I know most people have moved on to bigger and better White House scandals, but I’m still bothered by the fact that the Bush administration diverted $700 million from appropriations meant for the war Afghanistan and spent it to prepare for our invasion of Iraq. Just as importantly, the White House did not consult with lawmakers about the transfer, as the law required.
This was a fun story for a while, but like all Bush scandals, the White House denied everything, reporters moved on, and the controversy fell under the weight of a newer Bush-related scandals.
Thankfully, however, a Republican House member from Ohio is still talking about the administration’s decision to bypass Congress on war appropriations. Apparently, he believes the complaints are justified.
When Rep. David L. Hobson (R-Ohio) went on an inspection trip to several Persian Gulf countries in the summer of 2002, he was dazzled by the state-of-the-art command centers, airstrips and other facilities being built there for the U.S. military.
But he was also troubled.

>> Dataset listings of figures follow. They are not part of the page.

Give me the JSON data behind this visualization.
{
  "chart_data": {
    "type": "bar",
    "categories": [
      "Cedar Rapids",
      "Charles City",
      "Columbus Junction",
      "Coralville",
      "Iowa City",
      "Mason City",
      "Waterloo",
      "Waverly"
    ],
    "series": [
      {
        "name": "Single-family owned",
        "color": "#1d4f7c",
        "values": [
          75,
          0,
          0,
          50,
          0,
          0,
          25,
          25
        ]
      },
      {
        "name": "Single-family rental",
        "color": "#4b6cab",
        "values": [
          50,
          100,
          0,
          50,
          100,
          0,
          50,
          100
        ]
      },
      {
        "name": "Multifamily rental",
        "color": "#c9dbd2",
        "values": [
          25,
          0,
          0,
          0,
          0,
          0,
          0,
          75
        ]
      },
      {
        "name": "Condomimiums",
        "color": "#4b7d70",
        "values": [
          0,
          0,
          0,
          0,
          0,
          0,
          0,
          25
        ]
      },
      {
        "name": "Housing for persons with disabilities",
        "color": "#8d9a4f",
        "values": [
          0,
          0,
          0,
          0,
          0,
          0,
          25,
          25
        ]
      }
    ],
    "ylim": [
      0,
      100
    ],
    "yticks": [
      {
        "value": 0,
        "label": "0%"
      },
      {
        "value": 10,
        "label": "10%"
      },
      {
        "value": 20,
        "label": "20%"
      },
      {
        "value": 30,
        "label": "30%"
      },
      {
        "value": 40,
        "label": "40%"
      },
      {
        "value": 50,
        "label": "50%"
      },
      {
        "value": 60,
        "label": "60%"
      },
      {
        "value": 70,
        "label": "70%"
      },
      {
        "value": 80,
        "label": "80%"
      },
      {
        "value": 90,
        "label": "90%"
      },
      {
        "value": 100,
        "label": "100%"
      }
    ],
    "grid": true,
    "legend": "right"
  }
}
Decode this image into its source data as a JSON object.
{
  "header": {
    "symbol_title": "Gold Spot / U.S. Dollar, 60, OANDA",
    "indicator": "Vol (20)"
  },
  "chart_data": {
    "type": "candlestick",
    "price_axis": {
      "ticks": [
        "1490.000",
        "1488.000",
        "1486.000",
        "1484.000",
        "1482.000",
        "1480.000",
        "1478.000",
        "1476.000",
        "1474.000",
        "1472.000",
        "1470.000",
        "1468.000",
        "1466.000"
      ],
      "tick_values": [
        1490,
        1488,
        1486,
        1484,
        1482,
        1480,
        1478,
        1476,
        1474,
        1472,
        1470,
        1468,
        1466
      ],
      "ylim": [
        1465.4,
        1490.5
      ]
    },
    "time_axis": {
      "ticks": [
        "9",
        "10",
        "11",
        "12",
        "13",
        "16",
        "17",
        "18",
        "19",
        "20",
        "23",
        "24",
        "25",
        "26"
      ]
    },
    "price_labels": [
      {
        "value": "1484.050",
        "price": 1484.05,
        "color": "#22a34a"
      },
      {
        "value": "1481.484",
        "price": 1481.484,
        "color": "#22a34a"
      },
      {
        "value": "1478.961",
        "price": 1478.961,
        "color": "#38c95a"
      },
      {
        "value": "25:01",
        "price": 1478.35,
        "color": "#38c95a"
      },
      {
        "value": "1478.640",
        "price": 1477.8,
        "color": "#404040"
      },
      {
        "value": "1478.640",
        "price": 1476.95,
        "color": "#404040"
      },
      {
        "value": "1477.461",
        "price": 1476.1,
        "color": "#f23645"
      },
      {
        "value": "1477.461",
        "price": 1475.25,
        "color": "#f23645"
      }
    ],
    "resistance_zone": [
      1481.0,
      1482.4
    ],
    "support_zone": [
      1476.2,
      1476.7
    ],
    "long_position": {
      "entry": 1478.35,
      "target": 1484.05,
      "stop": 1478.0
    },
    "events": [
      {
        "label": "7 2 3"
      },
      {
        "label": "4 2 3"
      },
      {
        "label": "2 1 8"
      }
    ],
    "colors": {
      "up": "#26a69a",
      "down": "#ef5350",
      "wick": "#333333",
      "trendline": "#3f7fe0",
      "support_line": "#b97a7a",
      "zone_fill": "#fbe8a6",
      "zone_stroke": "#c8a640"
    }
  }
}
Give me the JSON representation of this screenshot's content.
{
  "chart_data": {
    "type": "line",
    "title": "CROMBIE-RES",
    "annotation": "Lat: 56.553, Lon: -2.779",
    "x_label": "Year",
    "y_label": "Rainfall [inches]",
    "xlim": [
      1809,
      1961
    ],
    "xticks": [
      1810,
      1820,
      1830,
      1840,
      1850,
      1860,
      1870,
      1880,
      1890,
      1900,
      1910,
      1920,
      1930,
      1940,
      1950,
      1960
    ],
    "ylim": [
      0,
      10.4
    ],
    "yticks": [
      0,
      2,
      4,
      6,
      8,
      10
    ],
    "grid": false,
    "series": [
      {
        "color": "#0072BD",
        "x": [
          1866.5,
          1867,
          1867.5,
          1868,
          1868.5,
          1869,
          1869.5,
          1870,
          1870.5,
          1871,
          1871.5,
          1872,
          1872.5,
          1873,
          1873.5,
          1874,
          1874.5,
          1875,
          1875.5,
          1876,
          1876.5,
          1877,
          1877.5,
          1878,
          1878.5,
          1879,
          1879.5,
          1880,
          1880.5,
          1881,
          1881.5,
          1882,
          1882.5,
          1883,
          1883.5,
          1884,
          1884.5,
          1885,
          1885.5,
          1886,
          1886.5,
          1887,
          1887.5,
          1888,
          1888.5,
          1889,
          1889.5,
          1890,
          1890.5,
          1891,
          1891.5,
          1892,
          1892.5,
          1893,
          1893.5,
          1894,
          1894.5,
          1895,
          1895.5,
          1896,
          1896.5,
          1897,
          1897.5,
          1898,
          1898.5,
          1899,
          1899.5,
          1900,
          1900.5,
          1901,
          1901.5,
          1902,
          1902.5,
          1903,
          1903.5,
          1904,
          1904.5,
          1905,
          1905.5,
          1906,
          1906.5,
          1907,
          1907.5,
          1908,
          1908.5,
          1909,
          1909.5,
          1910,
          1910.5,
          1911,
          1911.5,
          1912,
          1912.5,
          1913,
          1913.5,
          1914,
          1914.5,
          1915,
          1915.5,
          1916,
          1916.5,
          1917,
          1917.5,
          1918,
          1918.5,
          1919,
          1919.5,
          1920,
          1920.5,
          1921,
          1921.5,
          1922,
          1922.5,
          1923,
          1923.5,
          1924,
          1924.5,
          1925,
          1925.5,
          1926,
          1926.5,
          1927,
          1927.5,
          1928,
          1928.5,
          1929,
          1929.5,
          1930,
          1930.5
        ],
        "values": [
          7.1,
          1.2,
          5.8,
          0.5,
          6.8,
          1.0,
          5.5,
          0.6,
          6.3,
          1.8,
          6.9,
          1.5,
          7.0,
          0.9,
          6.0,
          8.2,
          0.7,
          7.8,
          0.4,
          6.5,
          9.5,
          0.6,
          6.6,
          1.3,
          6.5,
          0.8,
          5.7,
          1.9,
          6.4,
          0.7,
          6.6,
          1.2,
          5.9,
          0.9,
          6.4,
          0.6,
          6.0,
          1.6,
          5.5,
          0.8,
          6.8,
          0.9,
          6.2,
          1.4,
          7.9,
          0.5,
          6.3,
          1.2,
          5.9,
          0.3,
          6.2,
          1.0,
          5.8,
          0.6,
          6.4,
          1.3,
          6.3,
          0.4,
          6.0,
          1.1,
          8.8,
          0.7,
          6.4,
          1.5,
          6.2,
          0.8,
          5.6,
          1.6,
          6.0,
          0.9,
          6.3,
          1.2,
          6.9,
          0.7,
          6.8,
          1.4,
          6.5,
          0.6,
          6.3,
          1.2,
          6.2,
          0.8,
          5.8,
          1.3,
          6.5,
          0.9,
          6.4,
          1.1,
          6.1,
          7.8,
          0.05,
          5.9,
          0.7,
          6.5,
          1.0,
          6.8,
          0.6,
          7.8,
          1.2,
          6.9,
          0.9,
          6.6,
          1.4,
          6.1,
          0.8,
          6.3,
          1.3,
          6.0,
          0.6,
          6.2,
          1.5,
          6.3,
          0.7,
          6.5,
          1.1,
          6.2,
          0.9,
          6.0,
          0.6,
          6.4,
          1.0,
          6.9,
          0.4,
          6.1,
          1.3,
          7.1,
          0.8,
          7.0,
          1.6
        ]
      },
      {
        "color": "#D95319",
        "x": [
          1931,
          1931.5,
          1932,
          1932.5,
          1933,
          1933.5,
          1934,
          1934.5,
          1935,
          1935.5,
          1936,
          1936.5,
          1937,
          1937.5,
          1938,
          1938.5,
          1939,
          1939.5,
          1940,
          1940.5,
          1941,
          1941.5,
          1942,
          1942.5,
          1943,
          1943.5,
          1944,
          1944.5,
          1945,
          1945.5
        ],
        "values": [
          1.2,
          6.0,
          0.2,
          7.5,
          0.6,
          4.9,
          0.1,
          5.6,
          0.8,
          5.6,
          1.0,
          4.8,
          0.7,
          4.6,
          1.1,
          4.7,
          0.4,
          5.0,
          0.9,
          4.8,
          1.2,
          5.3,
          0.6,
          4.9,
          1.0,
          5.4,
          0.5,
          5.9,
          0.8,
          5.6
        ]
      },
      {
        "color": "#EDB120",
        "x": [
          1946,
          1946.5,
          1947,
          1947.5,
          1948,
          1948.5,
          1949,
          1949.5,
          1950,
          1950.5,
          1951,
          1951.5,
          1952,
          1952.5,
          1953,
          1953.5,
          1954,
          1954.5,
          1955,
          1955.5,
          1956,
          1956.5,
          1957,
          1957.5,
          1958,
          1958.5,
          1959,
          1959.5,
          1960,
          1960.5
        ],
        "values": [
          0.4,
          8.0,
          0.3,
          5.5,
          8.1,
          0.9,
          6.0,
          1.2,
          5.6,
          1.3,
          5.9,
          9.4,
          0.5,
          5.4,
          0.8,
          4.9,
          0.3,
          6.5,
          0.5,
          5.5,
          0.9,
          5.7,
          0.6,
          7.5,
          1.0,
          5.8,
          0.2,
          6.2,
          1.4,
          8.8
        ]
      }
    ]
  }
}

Some of what he saw or learned from military briefers had not been approved by the House Appropriations Committee panel on military construction, which he then chaired. “I knew I didn’t have that kind of money,” he quipped recently.
Hobson’s inquiries ultimately led to a modest tightening of controls over the Pentagon’s ability to move money between military accounts without prior approval from Congress. But the episode has sparked concerns on the part of some lawmakers that the Bush administration largely bypassed Congress as it expanded installations in the Persian Gulf region before the war with Iraq.
This story came to public light, of course, because Bob Woodward’s new book explains how lawmakers on the Hill were “conned” by the White House. But this point overlooks the most important part of the problem: the law prevents such abuses from occurring. The administration simply cannot take money appropriated for one purpose and spend it on something else. That’s illegal.
While Hobson probably isn’t prepared to draw such conclusions, he’s effectively acknowledging that Woodward’s account — Bush set the stage for war with “no real knowledge or involvement” of Congress — is true.
At this point, there still seems to be some disagreement between administration officials at the Pentagon and administration allies in Congress.
[T]he extent to which key congressional committees were given details of the prewar buildup is now a matter of contention between the Pentagon and some senior lawmakers, who say that, at the least, the Pentagon failed to follow the spirit of the laws requiring consultation.
In August, Hobson and aides traveled to Turkey, Qatar, Bahrain and the United Arab Emirates and saw work underway or learned about projects that had not been approved by the military construction subcommittee.
“I did what any congressman would do,” Hobson said in an interview last week. “Our role in appropriations is to find money [for projects] but also to look and see where the funding is going.”
So Hobson and others kept asking questions, which the Pentagon kept dodging. Congress may have the “power of the purse,” but the administration decided it didn’t feel like sharing expenditure details with lawmakers.
An October 2002 classified briefing for congressional committees provided only general information, and Hobson’s subcommittee kept pressing for what is known as Form 1391s: descriptions of individual projects that include line-item detail.
Pentagon officials provided congressional staffs with additional briefings on spending in the winter and spring of 2003, but congressional aides, who asked not to be named, said the details were still often spotty, even allowing for the need to safeguard the security of U.S. facilities and avoid political difficulties for Muslim governments providing secret support to the United States.
The Pentagon, not surprisingly, continues to insist that its vague reports to Congress constituted legal “consultation,” so no one did anything illegal by diverting funds. Not everyone on the Hill agrees.
Thomas Gavin, a spokesman for Sen. Robert C. Byrd (W.Va.), ranking Democrat on the Senate Appropriations Committee, took issue with that. Gavin said 11 of the 21 projects qualified as military construction activities.
“The first time that the staff of the defense subcommittee saw that list was after the publication of Mr. Woodward’s book,” he said.
Gavin said an October 2002 classified briefing for congressional defense staffs covered “parts” of three of the 11 projects and a second briefing the following April covered an additional four.
“To the best of our knowledge, the administration failed to follow the law when it came to keeping the people’s representatives fully informed on how they were spending these dollars,” Gavin said.
I should note, this is the first story about the controversy in a major newspaper in weeks. Will the Post report spark a new round of interest? I’m not optimistic. The paper stuffed this story on page A17 — not exactly a high-profile slot.